In una intervista di qualche mese fa, Robert Fisk mi disse che, durante la seconda guerra mondiale, mentre Londra veniva bombardata e ancora non si sapeva se avrebbe superato l’assedio tedesco, Churchill aveva già pianificato non solo l’invasione del Reich, ma anche la sua gestione dopo la guerra. Perché ora non sappiamo più ragionare così?
Sì, incredibile come ora la politica ragioni su tempi brevi, brevissimi. Ogni tanto neppure da una elezione a un’altra, ma da una conferenza stampa all’altra. Forse i media hanno prodotto questa miopia. La classe politica, quasi tutta, pensa che l’unica cosa che conta sia restare al potere, perché senza potere non sono nulla, il che è vero. Ma anche non avere un programma, o delle convinzioni non porta da nessuna parte. Credo che quello che stiamo scoprendo ora con molti politici in giro per il mondo è che alla lunga, dopo anni di programmi vuoti, non sanno più cosa dire.
Quale speranza dobbiamo coltivare?
Posso solo sperare che vengano fuori degli individui che abbiano la forza di pensare fuori da questi schemi. Hai menzionato Churchill. Bene, abbiamo bisogno di leader di quella statura. Certo, il modo in cui funziona la politica oggi è molto diverso da quello di 70 anni fa, ed è molto improbabile che personaggi del genere riescano a entrare in politica, figuriamoci ad essere eletti. Per fare carriera politica oggi devi fare enormi compromessi fin dall’inizio e, se poi finalmente riesci a fare strada, ormai sei anche tu compromesso. È questo quello che mi impressiona di Jeremy Corbyn, che, al di là dei suoi sbagli, e al di là di posizioni su cui posso essere d’accordo o meno, ha delle convinzioni, e non scende a compromessi anche a costo di sembrare ridicolo. È così strano, ed è per questo che lo accusano di essere incompetente.
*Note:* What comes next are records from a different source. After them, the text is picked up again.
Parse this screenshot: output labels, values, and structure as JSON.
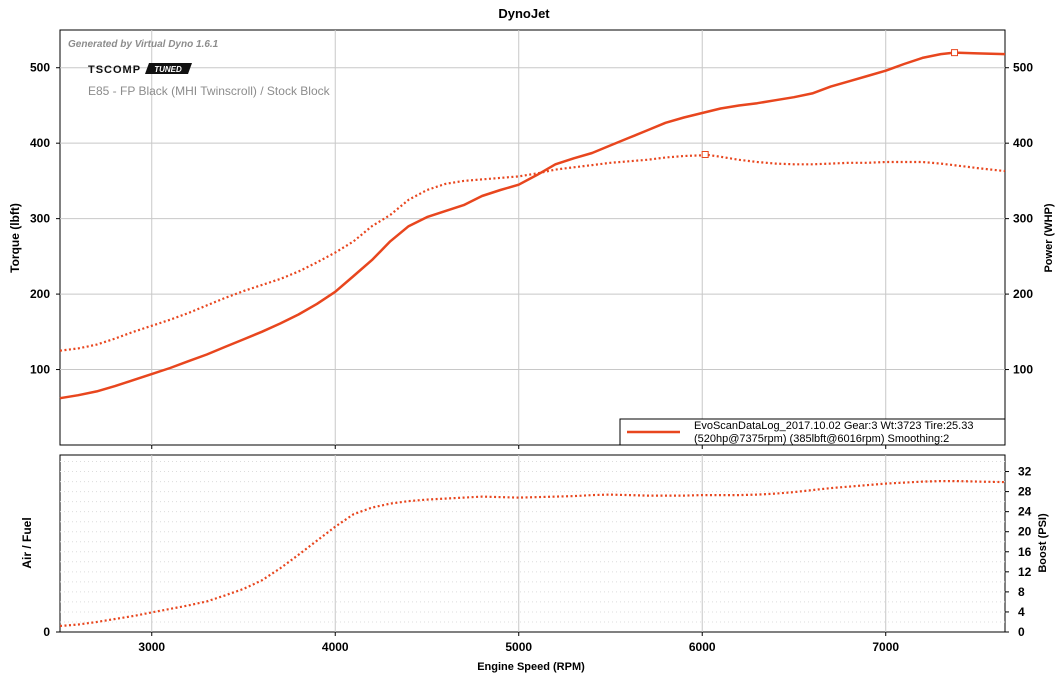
{
  "title": "DynoJet",
  "generated_by": "Generated by Virtual Dyno 1.6.1",
  "logo": {
    "left": "TSCOMP",
    "right": "TUNED"
  },
  "subtitle": "E85 - FP Black (MHI Twinscroll) / Stock Block",
  "legend": {
    "line1": "EvoScanDataLog_2017.10.02 Gear:3 Wt:3723 Tire:25.33",
    "line2": "(520hp@7375rpm) (385lbft@6016rpm) Smoothing:2"
  },
  "colors": {
    "series": "#e8461e",
    "grid_major": "#c8c8c8",
    "grid_minor": "#dcdcdc",
    "axis": "#000000"
  },
  "chart_data": [
    {
      "type": "line",
      "xlabel": "",
      "ylabel": "Torque (lbft)",
      "y2label": "Power (WHP)",
      "xlim": [
        2500,
        7650
      ],
      "ylim": [
        0,
        550
      ],
      "y2lim": [
        0,
        550
      ],
      "xticks": [
        3000,
        4000,
        5000,
        6000,
        7000
      ],
      "yticks": [
        100,
        200,
        300,
        400,
        500
      ],
      "y2ticks": [
        100,
        200,
        300,
        400,
        500
      ],
      "grid": true,
      "legend_position": "bottom-right",
      "series": [
        {
          "style": "solid",
          "axis": "left",
          "x": [
            2500,
            2600,
            2700,
            2800,
            2900,
            3000,
            3100,
            3200,
            3300,
            3400,
            3500,
            3600,
            3700,
            3800,
            3900,
            4000,
            4100,
            4200,
            4300,
            4400,
            4500,
            4600,
            4700,
            4800,
            4900,
            5000,
            5100,
            5200,
            5300,
            5400,
            5500,
            5600,
            5700,
            5800,
            5900,
            6000,
            6100,
            6200,
            6300,
            6400,
            6500,
            6600,
            6700,
            6800,
            6900,
            7000,
            7100,
            7200,
            7300,
            7375,
            7500,
            7650
          ],
          "y": [
            62,
            66,
            71,
            78,
            86,
            94,
            102,
            111,
            120,
            130,
            140,
            150,
            161,
            173,
            187,
            203,
            224,
            245,
            270,
            290,
            302,
            310,
            318,
            330,
            338,
            345,
            358,
            372,
            380,
            387,
            397,
            407,
            417,
            427,
            434,
            440,
            446,
            450,
            453,
            457,
            461,
            466,
            475,
            482,
            489,
            496,
            505,
            513,
            518,
            520,
            519,
            518
          ]
        },
        {
          "style": "dotted",
          "axis": "right",
          "x": [
            2500,
            2600,
            2700,
            2800,
            2900,
            3000,
            3100,
            3200,
            3300,
            3400,
            3500,
            3600,
            3700,
            3800,
            3900,
            4000,
            4100,
            4200,
            4300,
            4400,
            4500,
            4600,
            4700,
            4800,
            4900,
            5000,
            5100,
            5200,
            5300,
            5400,
            5500,
            5600,
            5700,
            5800,
            5900,
            6000,
            6016,
            6100,
            6200,
            6300,
            6400,
            6500,
            6600,
            6700,
            6800,
            6900,
            7000,
            7100,
            7200,
            7300,
            7400,
            7500,
            7650
          ],
          "y": [
            125,
            128,
            133,
            141,
            150,
            158,
            166,
            175,
            185,
            195,
            204,
            212,
            220,
            230,
            242,
            255,
            270,
            290,
            305,
            325,
            338,
            346,
            350,
            352,
            354,
            356,
            360,
            365,
            368,
            371,
            374,
            376,
            378,
            381,
            383,
            384,
            385,
            382,
            378,
            375,
            373,
            372,
            372,
            373,
            374,
            374,
            375,
            375,
            375,
            373,
            370,
            367,
            363
          ]
        }
      ],
      "markers": [
        {
          "series": 0,
          "x": 7375,
          "y": 520
        },
        {
          "series": 1,
          "x": 6016,
          "y": 385
        }
      ]
    },
    {
      "type": "line",
      "xlabel": "Engine Speed (RPM)",
      "ylabel": "Air / Fuel",
      "y2label": "Boost (PSI)",
      "xlim": [
        2500,
        7650
      ],
      "ylim": [
        0,
        35.3
      ],
      "y2lim": [
        0,
        35.3
      ],
      "xticks": [
        3000,
        4000,
        5000,
        6000,
        7000
      ],
      "yticks": [
        0
      ],
      "y2ticks": [
        0,
        4,
        8,
        12,
        16,
        20,
        24,
        28,
        32
      ],
      "grid": true,
      "series": [
        {
          "style": "dotted",
          "axis": "right",
          "x": [
            2500,
            2600,
            2700,
            2800,
            2900,
            3000,
            3100,
            3200,
            3300,
            3400,
            3500,
            3600,
            3700,
            3800,
            3900,
            4000,
            4100,
            4200,
            4300,
            4400,
            4500,
            4600,
            4700,
            4800,
            4900,
            5000,
            5100,
            5200,
            5300,
            5400,
            5500,
            5600,
            5700,
            5800,
            5900,
            6000,
            6100,
            6200,
            6300,
            6400,
            6500,
            6600,
            6700,
            6800,
            6900,
            7000,
            7100,
            7200,
            7300,
            7400,
            7500,
            7650
          ],
          "y": [
            1.2,
            1.5,
            2.0,
            2.6,
            3.2,
            3.9,
            4.6,
            5.3,
            6.1,
            7.3,
            8.6,
            10.3,
            12.7,
            15.4,
            18.2,
            21.0,
            23.5,
            24.8,
            25.6,
            26.1,
            26.4,
            26.6,
            26.8,
            27.0,
            26.9,
            26.8,
            26.9,
            27.0,
            27.1,
            27.3,
            27.4,
            27.3,
            27.2,
            27.2,
            27.2,
            27.3,
            27.3,
            27.3,
            27.4,
            27.6,
            27.9,
            28.3,
            28.7,
            29.0,
            29.3,
            29.6,
            29.8,
            30.0,
            30.1,
            30.1,
            30.0,
            29.9
          ]
        }
      ]
    }
  ]
}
Ma non è incompetente, è soltanto un politico diverso da quelli a cui ci eravamo abituati. Quindi la vera domanda è: in questa epoca storica, un politico può vincere senza avere i media al suo fianco? Non ne sono così sicuro.
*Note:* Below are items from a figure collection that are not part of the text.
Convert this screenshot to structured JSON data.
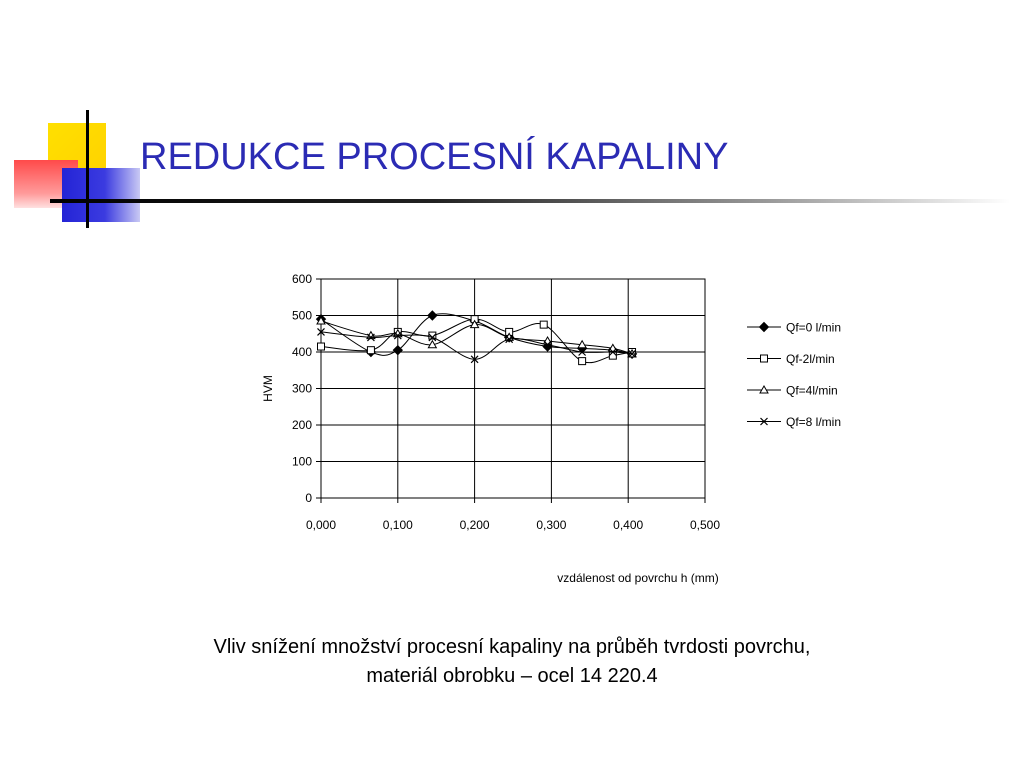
{
  "slide": {
    "title": "REDUKCE PROCESNÍ KAPALINY",
    "caption_line1": "Vliv snížení množství procesní kapaliny na průběh tvrdosti povrchu,",
    "caption_line2": "materiál obrobku – ocel 14 220.4"
  },
  "colors": {
    "title": "#2b2bb4",
    "deco_yellow": "#ffd200",
    "deco_red": "#ff4a4a",
    "deco_blue": "#2424d6"
  },
  "chart_data": {
    "type": "line",
    "title": "",
    "xlabel": "vzdálenost od povrchu h (mm)",
    "ylabel": "HVM",
    "xlim": [
      0,
      0.5
    ],
    "ylim": [
      0,
      600
    ],
    "x_ticks": [
      "0,000",
      "0,100",
      "0,200",
      "0,300",
      "0,400",
      "0,500"
    ],
    "y_ticks": [
      "0",
      "100",
      "200",
      "300",
      "400",
      "500",
      "600"
    ],
    "grid": "horizontal + vertical major",
    "legend_position": "right",
    "series": [
      {
        "name": "Qf=0 l/min",
        "marker": "diamond",
        "x": [
          0.0,
          0.065,
          0.1,
          0.145,
          0.2,
          0.245,
          0.295,
          0.34,
          0.38,
          0.405
        ],
        "y": [
          490,
          400,
          405,
          500,
          485,
          440,
          415,
          410,
          405,
          395
        ]
      },
      {
        "name": "Qf-2l/min",
        "marker": "square",
        "x": [
          0.0,
          0.065,
          0.1,
          0.145,
          0.2,
          0.245,
          0.29,
          0.34,
          0.38,
          0.405
        ],
        "y": [
          415,
          405,
          455,
          445,
          490,
          455,
          475,
          375,
          390,
          400
        ]
      },
      {
        "name": "Qf=4l/min",
        "marker": "triangle",
        "x": [
          0.0,
          0.065,
          0.1,
          0.145,
          0.2,
          0.245,
          0.295,
          0.34,
          0.38,
          0.405
        ],
        "y": [
          485,
          445,
          450,
          420,
          475,
          440,
          430,
          420,
          410,
          395
        ]
      },
      {
        "name": "Qf=8 l/min",
        "marker": "x",
        "x": [
          0.0,
          0.065,
          0.1,
          0.145,
          0.2,
          0.245,
          0.295,
          0.34,
          0.38,
          0.405
        ],
        "y": [
          455,
          440,
          445,
          440,
          380,
          435,
          420,
          400,
          400,
          395
        ]
      }
    ]
  }
}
Ok, ma siamo sicuri che i media tradizionali siano ancora i media che contano?
Sì, hai ragione. Questa è un’ottima domanda. E forse dietro alla risposta che daremmo c’è anche la risposta alla domanda sul perché i media tradizionali attaccano in questo modo Corbyn, perché sentono che non hanno potere su di lui, come non hanno alcun potere su di voi. Forse sentono che la fine si avvicina.